When asked what he would do now, the reply came: “The thing that I could probably do, uniquely, is work to train the next generation of leaders to bring about change.” These are the words of the 44th President of the United States, Barack Obama. After leaving the White House, he spoke with David Letterman in a most candid and telling interview aired on Netflix. I watched this interview with intent, knowing deep inside me, this is by far the most compelling of goals I have developed over the past 20 years as a school administrator and the past thirty-eight and a half years as a teacher. Is there any reason why all students cannot develop leadership skills? I don’t know a single reason. Regardless of age, race, social-economic status, gender or intelligence, I believe all of us are called to ‘lead’. I also believe leadership can be learned starting around age four, and must continue to be learned until we have spent our lives serving the goals of our countries and world.
When I think of the 7 Habits of Highly Effective People (Covey) and the power of the Leader In Me Program, I am struck how simple and important teaching leadership skills to students really is.

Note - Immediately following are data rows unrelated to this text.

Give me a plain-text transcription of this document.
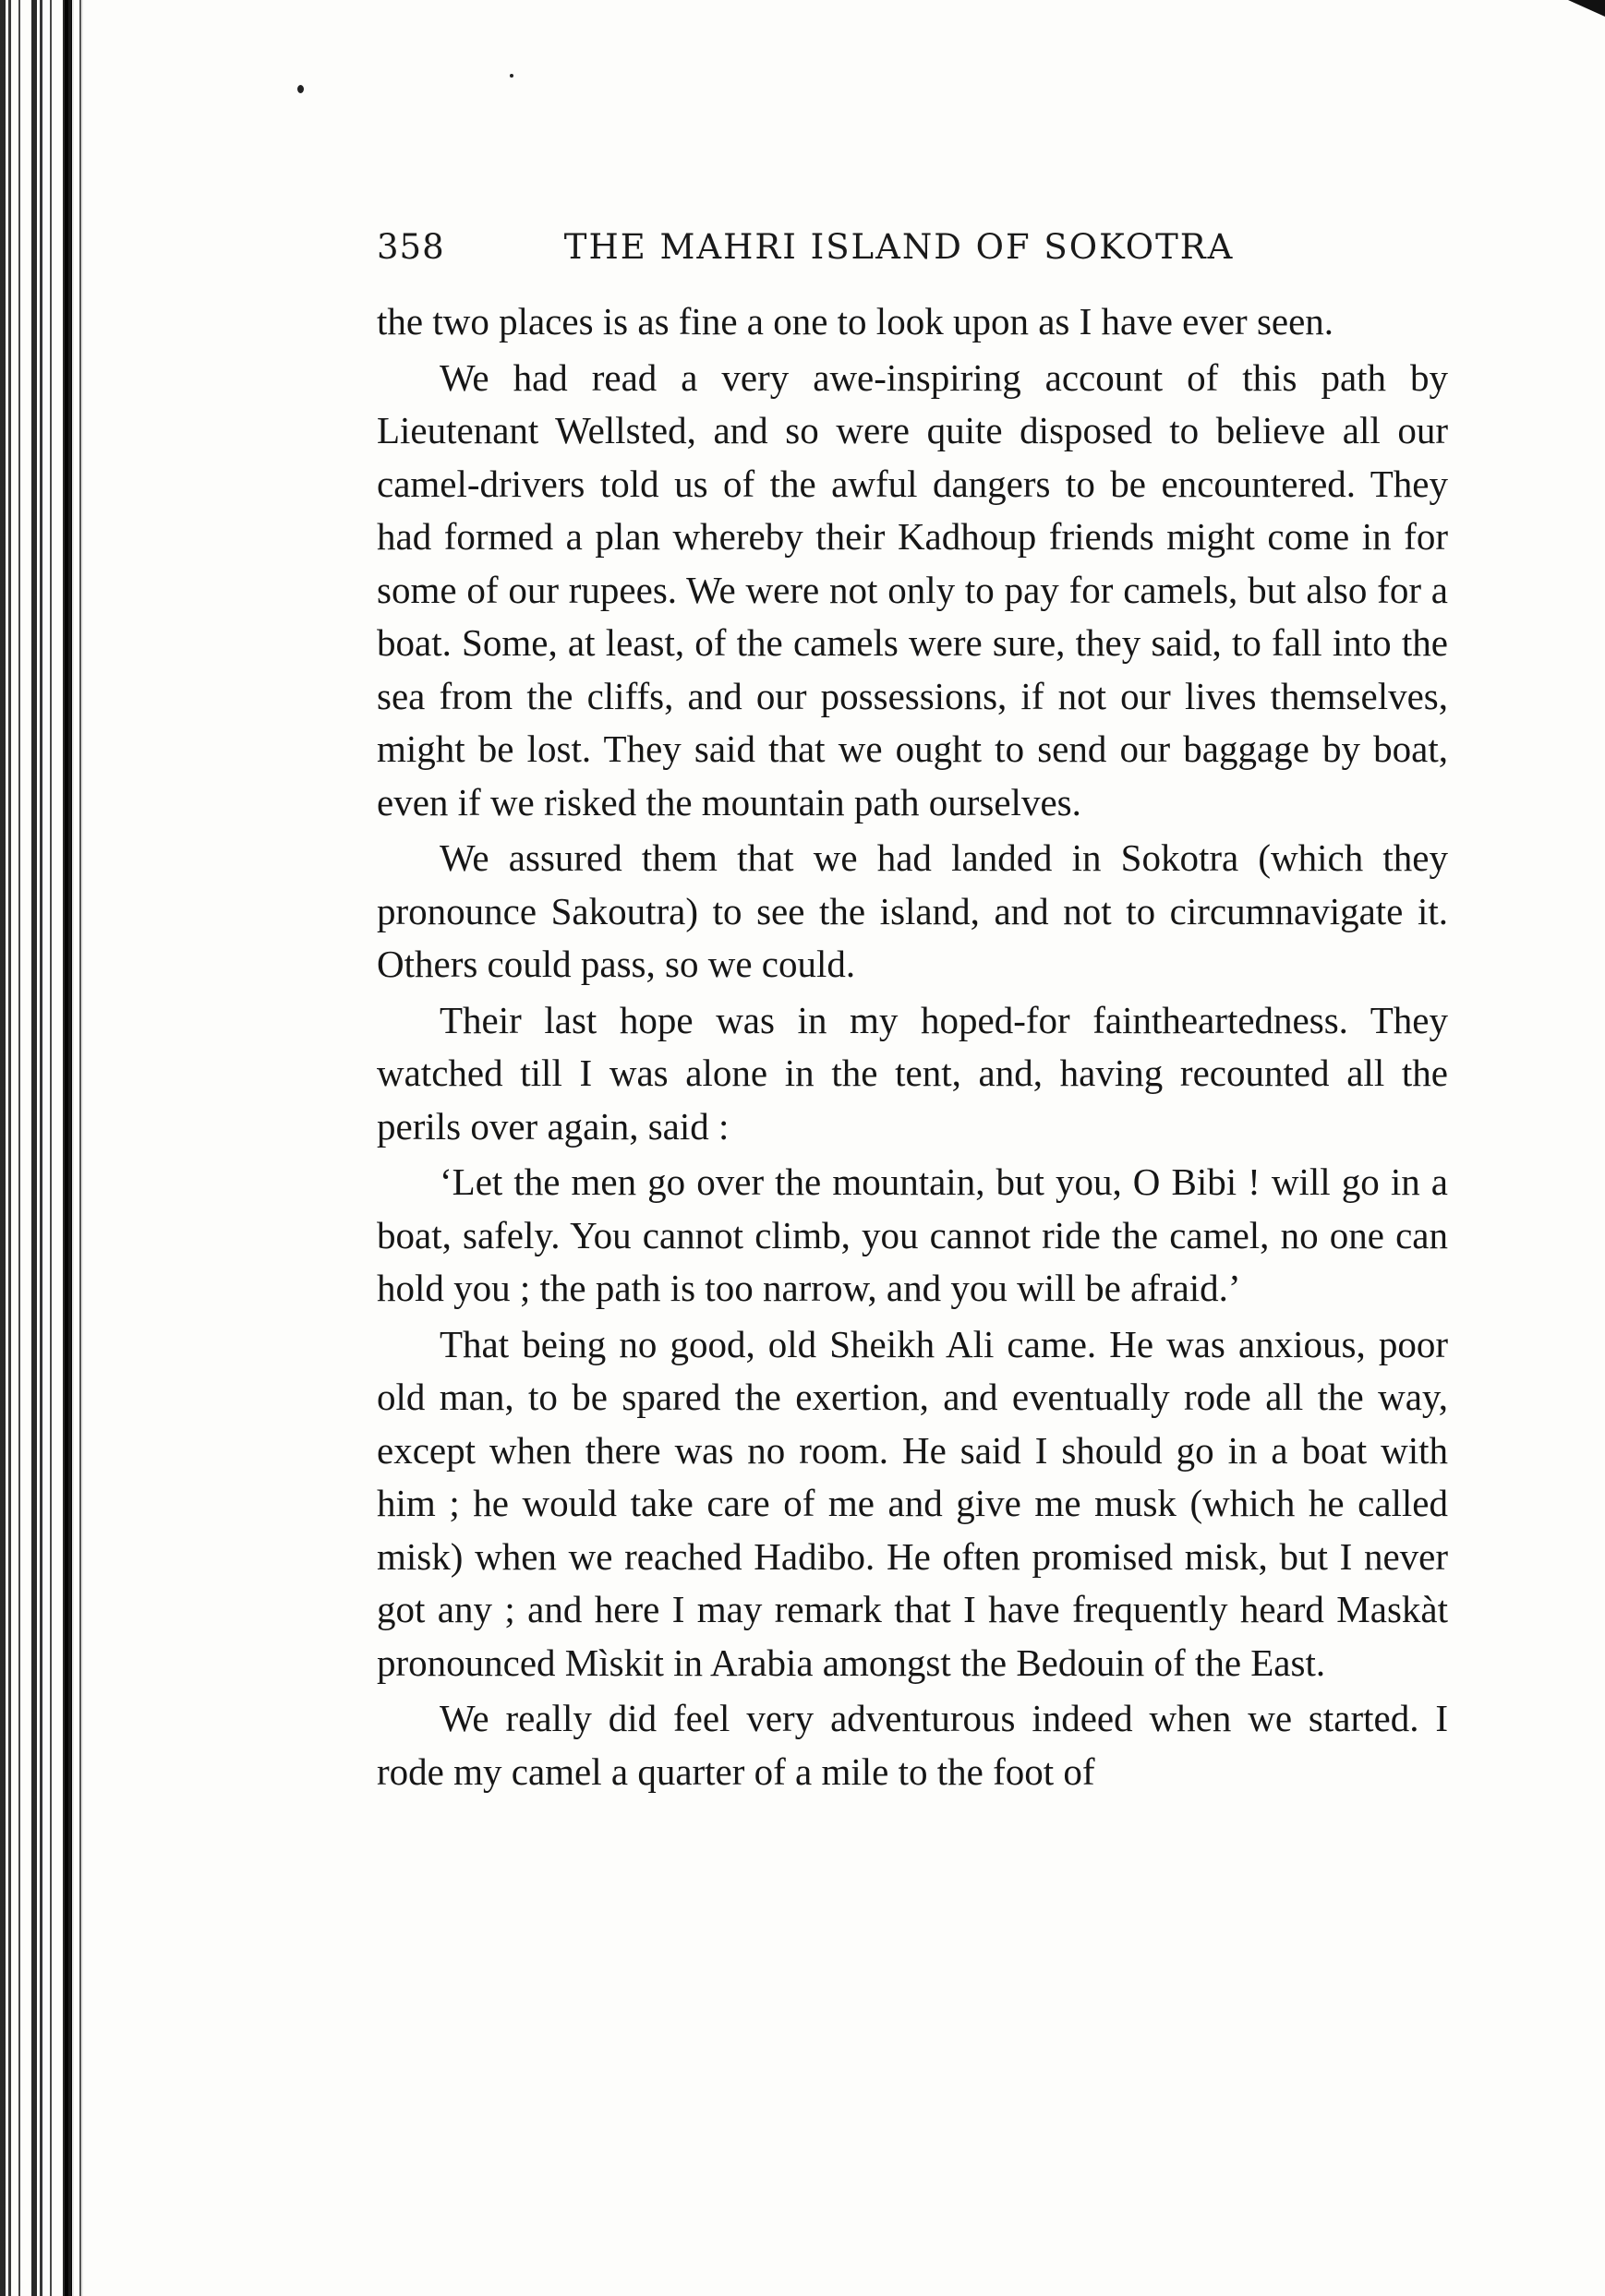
358	THE MAHRI ISLAND OF SOKOTRA

the two places is as fine a one to look upon as I have ever seen.

We had read a very awe-inspiring account of this path by Lieutenant Wellsted, and so were quite disposed to believe all our camel-drivers told us of the awful dangers to be encountered. They had formed a plan whereby their Kadhoup friends might come in for some of our rupees. We were not only to pay for camels, but also for a boat. Some, at least, of the camels were sure, they said, to fall into the sea from the cliffs, and our possessions, if not our lives themselves, might be lost. They said that we ought to send our baggage by boat, even if we risked the mountain path ourselves.

We assured them that we had landed in Sokotra (which they pronounce Sakoutra) to see the island, and not to circumnavigate it. Others could pass, so we could.

Their last hope was in my hoped-for faintheartedness. They watched till I was alone in the tent, and, having recounted all the perils over again, said :

‘Let the men go over the mountain, but you, O Bibi ! will go in a boat, safely. You cannot climb, you cannot ride the camel, no one can hold you ; the path is too narrow, and you will be afraid.’

That being no good, old Sheikh Ali came. He was anxious, poor old man, to be spared the exertion, and eventually rode all the way, except when there was no room. He said I should go in a boat with him ; he would take care of me and give me musk (which he called misk) when we reached Hadibo. He often promised misk, but I never got any ; and here I may remark that I have frequently heard Maskàt pronounced Mìskit in Arabia amongst the Bedouin of the East.

We really did feel very adventurous indeed when we started. I rode my camel a quarter of a mile to the foot of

Students equipped with the skills they need to lead, truly can make the difference in their families, communities, provinces, states, country and now in the world. I want to continue to be part of this leading and learning process. I want to see these skills in my own grandchildren. I want my grandchildren to ‘find their voice’ and have opinions about what is going on in their lives and in the world. I also want them to heed the words of Jesus: Do not be afraid.
Given the current political climate, I am deeply concerned about the lack of effective leadership, especially in those countries where the first response seems to be that of a spoilt child wanting to take his toys and go home. My only hope rests with educators in schools who know their mission: we celebrate each other and grow as a community of lifelong learners, leaders and followers of Jesus.